Breweries5 min read·2026-04-18·Province-wide

Alberta's Craft Beer Trail: From Edmonton to the Foothills

Alberta deregulated craft brewing in 2013 and the scene has been on fire ever since. Here are the dozen breweries worth planning a trip around — and where to eat between pints.

Until 2013, Alberta had some of the most restrictive craft-brewing regulations in Canada. After the rules changed, the province went from a handful of breweries to over a hundred in less than a decade. The result is a craft scene that is younger, scrappier, and more food-forward than most Canadians realize — and the brewery food programs are where the real culinary action often is.

Edmonton is the brewery capital. Start at Blind Enthusiasm in the Ritchie Market, where the taproom shares space with Biera, one of the country's most interesting brewery restaurants. Chef Christine Sandford's barrel-aged-ale-and-refined-European pairings are a tasting-menu experience hiding inside a craft brewery. Sea Change Brewing, Town Square Brewing, Polyrhythm — all worth time. Edmonton's brewery district essentially is the Ritchie + Argyll area.

Calgary's scene is more spread out but the standouts are clear. Cold Garden in Inglewood is everyone's favorite spot — patio life, surprisingly serious sour program, food trucks parked outside on weekends. Tool Shed, Cabin Brewing, Annex Ale Project. Establishment Brewing does some of the best modern hop-forward IPAs in Western Canada. Most of these breweries have brought in serious food programs — Annex partners with rotating chef pop-ups, Tool Shed runs a substantial kitchen.

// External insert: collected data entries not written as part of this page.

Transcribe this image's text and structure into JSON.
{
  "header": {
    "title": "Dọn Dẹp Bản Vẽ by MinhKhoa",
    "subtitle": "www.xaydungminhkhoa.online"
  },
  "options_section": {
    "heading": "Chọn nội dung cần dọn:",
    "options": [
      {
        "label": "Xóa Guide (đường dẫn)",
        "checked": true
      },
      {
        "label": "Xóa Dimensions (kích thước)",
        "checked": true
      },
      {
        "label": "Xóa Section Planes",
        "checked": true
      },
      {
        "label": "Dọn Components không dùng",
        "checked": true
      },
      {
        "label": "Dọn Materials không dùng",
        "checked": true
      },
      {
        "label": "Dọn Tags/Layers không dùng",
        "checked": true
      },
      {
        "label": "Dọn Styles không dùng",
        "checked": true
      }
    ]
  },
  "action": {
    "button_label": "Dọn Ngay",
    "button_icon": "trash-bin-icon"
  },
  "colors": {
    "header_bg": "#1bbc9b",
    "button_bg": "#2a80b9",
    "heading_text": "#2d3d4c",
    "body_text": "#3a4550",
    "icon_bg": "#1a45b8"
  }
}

Banff has Banff Ave Brewing (downtown, pub-style) and Park Distillery (technically a distillery, but with a beer-and-rotisserie kitchen worth visiting). Jasper Brewing Company is Canada's first national park brewery and slings bison burgers next to your pint.

The foothills run is the secret one. Troubled Monk in Red Deer is central Alberta's brewery anchor with a cheery taproom and wood-fired pizzas. Blindman Brewing in Lacombe does small-batch craft with quarterly chef takeovers. Half Hitch Brewing in Cochrane — they brew with locally grown malt, sit ten minutes off Highway 1, and serve wood-fired meals from their kitchen.

A weekend craft beer trip can take roughly two shapes. Option A: stay in Edmonton, focus on Ritchie and the south side, hit four breweries Friday and Saturday, eat at Biera on the Saturday night, brunch at Café Linnea Sunday. Option B: drive the foothills — Cochrane (Half Hitch lunch), Red Deer (Troubled Monk afternoon), Lacombe (Blindman dinner), back to Calgary or continue to Edmonton.

A few notes from the trenches. First, Alberta has good designated-driver culture — most breweries have great non-alcoholic options now (Cold Garden's NA program is real). Second, the food at brewery kitchens has gotten genuinely good — don't pre-eat. Third, the smaller breweries don't always post hours accurately on Google; call ahead, especially in winter. Fourth, most do tap takeovers, which is when a brewery brings rare/experimental beers to another brewery's tap list — follow your favorites on Instagram for these.

The deeper Alberta craft beer story is that the scene has matured remarkably fast. Ten years ago, brewery food was an afterthought. Today, breweries like Biera and Annex are running tasting menus and chef collaborations that rival fine-dining rooms. Beer culture in Alberta has fused with food culture in a way it hasn't in most Canadian provinces — and the smartest food travelers are now planning trips around the breweries.